Joe Annoni - Analyst
Okay. How about if I think of it in terms of market share at Cingular then?
Eric DeMarco - President, CEO & COO
I don't know that specifically, but I do know, I do believe, I think I still know that we're the one -- we continue to be one of the as not the largest outsourcer of engineering services at Cingular.
Joe Annoni - Analyst
Okay. That's very helpful.
Eric DeMarco - President, CEO & COO
Okay.
Joe Annoni - Analyst
And then as far you mentioned biggest challenge is still finding talent. Can you give a little bit color on, has that changed from the last quarterly call. You mentioned this. Sort of what's going on with that?

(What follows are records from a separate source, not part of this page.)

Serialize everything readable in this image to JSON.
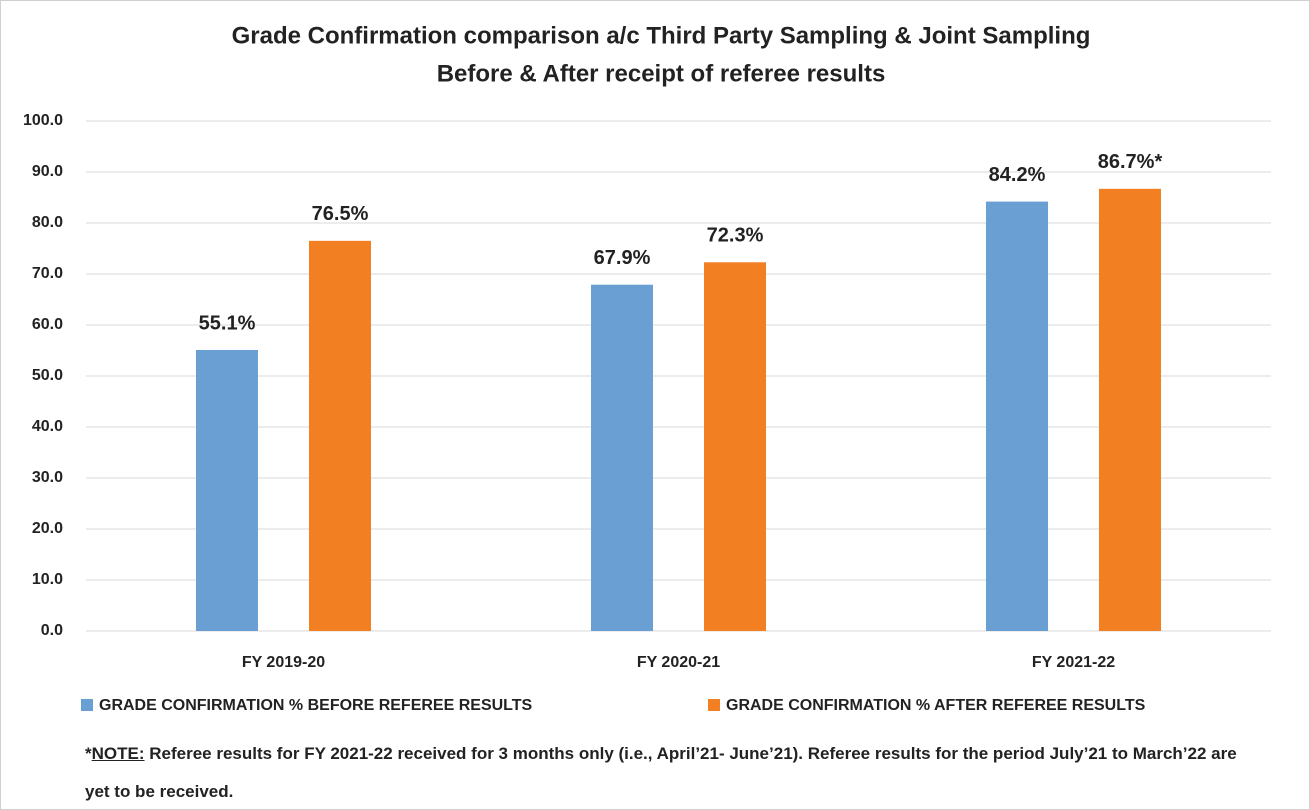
{
  "chart_data": {
    "type": "bar",
    "title": [
      "Grade Confirmation comparison a/c Third Party Sampling & Joint Sampling",
      "Before & After receipt of referee results"
    ],
    "categories": [
      "FY 2019-20",
      "FY 2020-21",
      "FY 2021-22"
    ],
    "series": [
      {
        "name": "GRADE CONFIRMATION % BEFORE REFEREE RESULTS",
        "color": "#6a9fd3",
        "values": [
          55.1,
          67.9,
          84.2
        ],
        "value_labels": [
          "55.1%",
          "67.9%",
          "84.2%"
        ]
      },
      {
        "name": "GRADE CONFIRMATION % AFTER REFEREE RESULTS",
        "color": "#f28023",
        "values": [
          76.5,
          72.3,
          86.7
        ],
        "value_labels": [
          "76.5%",
          "72.3%",
          "86.7%*"
        ]
      }
    ],
    "ylim": [
      0,
      100
    ],
    "yticks": [
      {
        "value": 0,
        "label": "0.0"
      },
      {
        "value": 10,
        "label": "10.0"
      },
      {
        "value": 20,
        "label": "20.0"
      },
      {
        "value": 30,
        "label": "30.0"
      },
      {
        "value": 40,
        "label": "40.0"
      },
      {
        "value": 50,
        "label": "50.0"
      },
      {
        "value": 60,
        "label": "60.0"
      },
      {
        "value": 70,
        "label": "70.0"
      },
      {
        "value": 80,
        "label": "80.0"
      },
      {
        "value": 90,
        "label": "90.0"
      },
      {
        "value": 100,
        "label": "100.0"
      }
    ],
    "grid": true,
    "legend": "bottom",
    "note": {
      "marker": "*",
      "label": "NOTE:",
      "text": " Referee results for FY 2021-22 received for 3 months only (i.e., April’21- June’21). Referee results for the period July’21 to March’22 are yet to be received."
    }
  }
}
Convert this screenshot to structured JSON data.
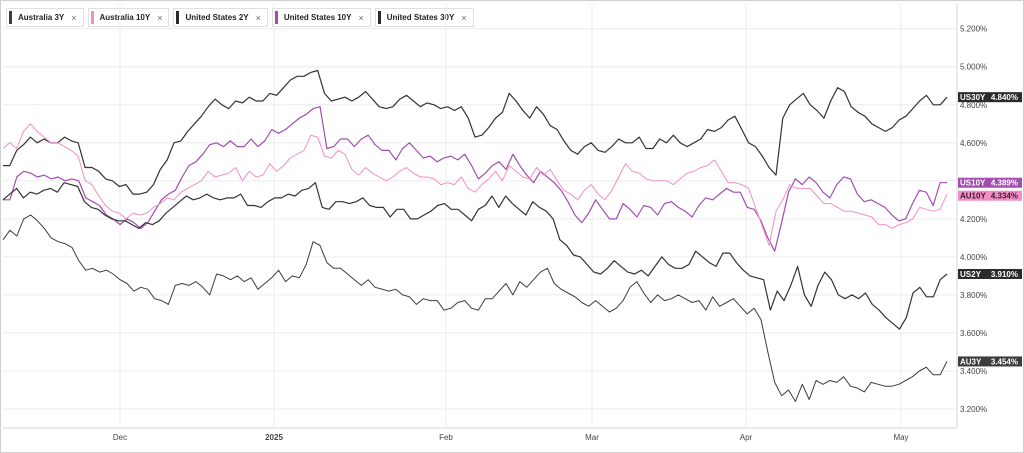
{
  "legend": [
    {
      "label": "Australia 3Y",
      "color": "#3c3c3c"
    },
    {
      "label": "Australia 10Y",
      "color": "#f28ec6"
    },
    {
      "label": "United States 2Y",
      "color": "#2b2b2b"
    },
    {
      "label": "United States 10Y",
      "color": "#a24db0"
    },
    {
      "label": "United States 30Y",
      "color": "#2b2b2b"
    }
  ],
  "close_icon": "×",
  "chart_data": {
    "type": "line",
    "x_labels": [
      "Dec",
      "2025",
      "Feb",
      "Mar",
      "Apr",
      "May"
    ],
    "y_ticks": [
      "5.200%",
      "5.000%",
      "4.800%",
      "4.600%",
      "4.400%",
      "4.200%",
      "4.000%",
      "3.800%",
      "3.600%",
      "3.400%",
      "3.200%"
    ],
    "ylim": [
      3.1,
      5.33
    ],
    "grid": true,
    "series": [
      {
        "name": "US30Y",
        "value_label": "4.840%",
        "color": "#333333",
        "tag_bg": "#2b2b2b",
        "tag_fg": "#ffffff",
        "width": 1.2,
        "values": [
          4.48,
          4.48,
          4.56,
          4.59,
          4.63,
          4.6,
          4.62,
          4.6,
          4.6,
          4.63,
          4.61,
          4.6,
          4.47,
          4.47,
          4.45,
          4.41,
          4.4,
          4.37,
          4.38,
          4.33,
          4.33,
          4.34,
          4.38,
          4.46,
          4.51,
          4.6,
          4.61,
          4.66,
          4.7,
          4.74,
          4.79,
          4.83,
          4.8,
          4.78,
          4.82,
          4.81,
          4.84,
          4.82,
          4.82,
          4.86,
          4.85,
          4.89,
          4.93,
          4.95,
          4.95,
          4.97,
          4.98,
          4.86,
          4.82,
          4.83,
          4.84,
          4.82,
          4.84,
          4.87,
          4.83,
          4.79,
          4.78,
          4.79,
          4.83,
          4.85,
          4.82,
          4.79,
          4.81,
          4.8,
          4.78,
          4.79,
          4.77,
          4.79,
          4.73,
          4.63,
          4.64,
          4.68,
          4.73,
          4.76,
          4.86,
          4.82,
          4.77,
          4.73,
          4.79,
          4.75,
          4.69,
          4.67,
          4.61,
          4.56,
          4.54,
          4.58,
          4.6,
          4.56,
          4.55,
          4.58,
          4.62,
          4.6,
          4.6,
          4.63,
          4.57,
          4.57,
          4.62,
          4.6,
          4.64,
          4.6,
          4.58,
          4.6,
          4.62,
          4.67,
          4.66,
          4.68,
          4.72,
          4.74,
          4.67,
          4.6,
          4.58,
          4.53,
          4.47,
          4.43,
          4.73,
          4.8,
          4.83,
          4.86,
          4.8,
          4.77,
          4.73,
          4.82,
          4.89,
          4.87,
          4.79,
          4.76,
          4.74,
          4.7,
          4.68,
          4.66,
          4.68,
          4.72,
          4.74,
          4.78,
          4.82,
          4.85,
          4.8,
          4.8,
          4.84
        ]
      },
      {
        "name": "US10Y",
        "value_label": "4.389%",
        "color": "#a24db0",
        "tag_bg": "#a24db0",
        "tag_fg": "#ffffff",
        "width": 1.2,
        "values": [
          4.3,
          4.3,
          4.42,
          4.45,
          4.44,
          4.42,
          4.43,
          4.41,
          4.42,
          4.4,
          4.41,
          4.4,
          4.31,
          4.29,
          4.27,
          4.22,
          4.2,
          4.17,
          4.2,
          4.18,
          4.15,
          4.18,
          4.24,
          4.3,
          4.33,
          4.35,
          4.42,
          4.48,
          4.5,
          4.54,
          4.59,
          4.6,
          4.58,
          4.61,
          4.58,
          4.58,
          4.62,
          4.58,
          4.61,
          4.67,
          4.65,
          4.67,
          4.7,
          4.73,
          4.75,
          4.78,
          4.79,
          4.57,
          4.58,
          4.62,
          4.62,
          4.58,
          4.62,
          4.64,
          4.59,
          4.56,
          4.56,
          4.51,
          4.57,
          4.6,
          4.56,
          4.52,
          4.53,
          4.5,
          4.52,
          4.53,
          4.51,
          4.54,
          4.48,
          4.41,
          4.44,
          4.48,
          4.5,
          4.46,
          4.54,
          4.48,
          4.43,
          4.39,
          4.45,
          4.42,
          4.39,
          4.35,
          4.29,
          4.22,
          4.18,
          4.23,
          4.3,
          4.25,
          4.2,
          4.2,
          4.28,
          4.25,
          4.21,
          4.27,
          4.26,
          4.22,
          4.28,
          4.29,
          4.26,
          4.24,
          4.21,
          4.27,
          4.31,
          4.3,
          4.33,
          4.36,
          4.34,
          4.34,
          4.26,
          4.25,
          4.19,
          4.1,
          4.03,
          4.18,
          4.34,
          4.41,
          4.38,
          4.42,
          4.39,
          4.34,
          4.31,
          4.38,
          4.42,
          4.41,
          4.33,
          4.29,
          4.3,
          4.28,
          4.26,
          4.22,
          4.19,
          4.2,
          4.28,
          4.35,
          4.34,
          4.27,
          4.39,
          4.39
        ]
      },
      {
        "name": "AU10Y",
        "value_label": "4.334%",
        "color": "#f28ec6",
        "tag_bg": "#f28ec6",
        "tag_fg": "#3a1a2b",
        "width": 1,
        "values": [
          4.57,
          4.6,
          4.57,
          4.66,
          4.7,
          4.66,
          4.63,
          4.6,
          4.6,
          4.58,
          4.56,
          4.53,
          4.4,
          4.38,
          4.32,
          4.27,
          4.24,
          4.23,
          4.2,
          4.23,
          4.22,
          4.23,
          4.26,
          4.28,
          4.31,
          4.3,
          4.34,
          4.36,
          4.38,
          4.4,
          4.45,
          4.42,
          4.43,
          4.44,
          4.47,
          4.4,
          4.45,
          4.42,
          4.43,
          4.49,
          4.45,
          4.48,
          4.52,
          4.54,
          4.56,
          4.64,
          4.63,
          4.53,
          4.52,
          4.56,
          4.54,
          4.46,
          4.43,
          4.47,
          4.44,
          4.42,
          4.4,
          4.42,
          4.45,
          4.47,
          4.44,
          4.42,
          4.42,
          4.41,
          4.38,
          4.39,
          4.38,
          4.42,
          4.36,
          4.34,
          4.38,
          4.41,
          4.45,
          4.4,
          4.48,
          4.45,
          4.42,
          4.41,
          4.47,
          4.43,
          4.46,
          4.4,
          4.35,
          4.33,
          4.3,
          4.35,
          4.38,
          4.33,
          4.3,
          4.35,
          4.42,
          4.49,
          4.45,
          4.44,
          4.41,
          4.4,
          4.4,
          4.4,
          4.38,
          4.41,
          4.44,
          4.45,
          4.47,
          4.48,
          4.51,
          4.45,
          4.39,
          4.39,
          4.38,
          4.36,
          4.26,
          4.16,
          4.06,
          4.24,
          4.3,
          4.38,
          4.36,
          4.36,
          4.36,
          4.32,
          4.28,
          4.28,
          4.26,
          4.24,
          4.24,
          4.23,
          4.22,
          4.21,
          4.17,
          4.17,
          4.15,
          4.17,
          4.18,
          4.2,
          4.26,
          4.25,
          4.24,
          4.25,
          4.33
        ]
      },
      {
        "name": "US2Y",
        "value_label": "3.910%",
        "color": "#333333",
        "tag_bg": "#2b2b2b",
        "tag_fg": "#ffffff",
        "width": 1.2,
        "values": [
          4.3,
          4.33,
          4.36,
          4.31,
          4.34,
          4.33,
          4.35,
          4.36,
          4.34,
          4.39,
          4.38,
          4.37,
          4.29,
          4.26,
          4.25,
          4.22,
          4.2,
          4.19,
          4.19,
          4.17,
          4.15,
          4.18,
          4.17,
          4.19,
          4.23,
          4.26,
          4.29,
          4.32,
          4.3,
          4.31,
          4.33,
          4.31,
          4.3,
          4.31,
          4.31,
          4.33,
          4.27,
          4.27,
          4.26,
          4.29,
          4.31,
          4.31,
          4.33,
          4.32,
          4.35,
          4.36,
          4.39,
          4.26,
          4.25,
          4.29,
          4.29,
          4.28,
          4.29,
          4.31,
          4.27,
          4.26,
          4.26,
          4.21,
          4.25,
          4.25,
          4.2,
          4.2,
          4.22,
          4.24,
          4.27,
          4.28,
          4.25,
          4.25,
          4.22,
          4.19,
          4.25,
          4.27,
          4.32,
          4.26,
          4.32,
          4.28,
          4.25,
          4.22,
          4.29,
          4.26,
          4.24,
          4.2,
          4.09,
          4.06,
          4.01,
          4.0,
          3.96,
          3.92,
          3.91,
          3.94,
          3.98,
          3.95,
          3.92,
          3.91,
          3.93,
          3.9,
          3.95,
          4.0,
          3.96,
          3.94,
          3.94,
          3.96,
          4.03,
          4.0,
          3.97,
          3.95,
          4.02,
          4.02,
          3.97,
          3.93,
          3.9,
          3.89,
          3.88,
          3.72,
          3.82,
          3.77,
          3.85,
          3.95,
          3.8,
          3.74,
          3.85,
          3.92,
          3.88,
          3.8,
          3.78,
          3.8,
          3.78,
          3.81,
          3.75,
          3.72,
          3.68,
          3.65,
          3.62,
          3.68,
          3.81,
          3.84,
          3.79,
          3.79,
          3.88,
          3.91
        ]
      },
      {
        "name": "AU3Y",
        "value_label": "3.454%",
        "color": "#3c3c3c",
        "tag_bg": "#3c3c3c",
        "tag_fg": "#ffffff",
        "width": 1,
        "values": [
          4.09,
          4.14,
          4.11,
          4.2,
          4.22,
          4.19,
          4.15,
          4.1,
          4.08,
          4.07,
          4.05,
          3.98,
          3.93,
          3.94,
          3.92,
          3.93,
          3.91,
          3.88,
          3.86,
          3.82,
          3.84,
          3.83,
          3.78,
          3.77,
          3.75,
          3.85,
          3.86,
          3.85,
          3.87,
          3.84,
          3.8,
          3.91,
          3.9,
          3.88,
          3.9,
          3.87,
          3.89,
          3.83,
          3.86,
          3.89,
          3.93,
          3.87,
          3.9,
          3.89,
          3.96,
          4.08,
          4.06,
          3.97,
          3.94,
          3.94,
          3.91,
          3.88,
          3.85,
          3.88,
          3.84,
          3.83,
          3.82,
          3.83,
          3.8,
          3.79,
          3.75,
          3.78,
          3.77,
          3.77,
          3.72,
          3.73,
          3.76,
          3.77,
          3.73,
          3.72,
          3.78,
          3.78,
          3.82,
          3.86,
          3.8,
          3.87,
          3.84,
          3.88,
          3.92,
          3.94,
          3.86,
          3.83,
          3.81,
          3.79,
          3.76,
          3.74,
          3.77,
          3.74,
          3.71,
          3.73,
          3.77,
          3.84,
          3.87,
          3.81,
          3.76,
          3.8,
          3.77,
          3.78,
          3.8,
          3.78,
          3.76,
          3.77,
          3.72,
          3.79,
          3.74,
          3.76,
          3.78,
          3.74,
          3.7,
          3.73,
          3.67,
          3.5,
          3.34,
          3.27,
          3.3,
          3.24,
          3.33,
          3.25,
          3.35,
          3.33,
          3.35,
          3.34,
          3.37,
          3.32,
          3.31,
          3.29,
          3.34,
          3.33,
          3.32,
          3.32,
          3.33,
          3.35,
          3.37,
          3.4,
          3.42,
          3.38,
          3.38,
          3.45
        ]
      }
    ]
  }
}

Eric DeMarco - President, CEO & COO
The supply/demand imbalance continues, where there is continues to be very strong demand for UMTS and EVDO engineers and engineers with a certain amount of experience on the certain equipment platforms etcetera, etcetera, etcetera. So that continues to remain a challenge for us. What has gotten better for us because of the actions the management team took is we have enhanced our recruiting capability. We have enhanced our resourcing capability. We continue to do that and the amount of open recs that we have today is significantly less than it was three months ago, because we built them up.
Joe Annoni - Analyst
Okay. Good and that one final question. You mentioned that some new initiatives, you mentioned these before -- IP and broadband Wireless, can you give a little bit more color on -- I don't know maybe just the size, the timing? What type of customers this entails?
Eric DeMarco - President, CEO & COO
Sure. The customers are our same customers on the carrier side today. It's all of the carriers. The timing is right now. It has begun. And as I think, I mentioned, we have now started to fill slots. We've brought on one key manager. We've hired a second key manager, a very senior executive, who starts hopefully in the next 45 days. Our strategic objective, our plan is over the next year or two to build a very significant IP engineering group in this company to meet the demands that our customers are asking us to meet right now.
Joe Annoni - Analyst
Okay. All right. Very good. Thank you.
Operator
And that is all the time we do have for questions. I will turn a conference back over to our presenters for any additional or closing comments.
Eric DeMarco - President, CEO & COO
Very good. Thank you, very much and we will get back to you at the end of the Q3.
Operator
That does conclude today's teleconference. We'd like to thank everyone for their participation and wish everyone a great day. And now at this time, you may disconnect.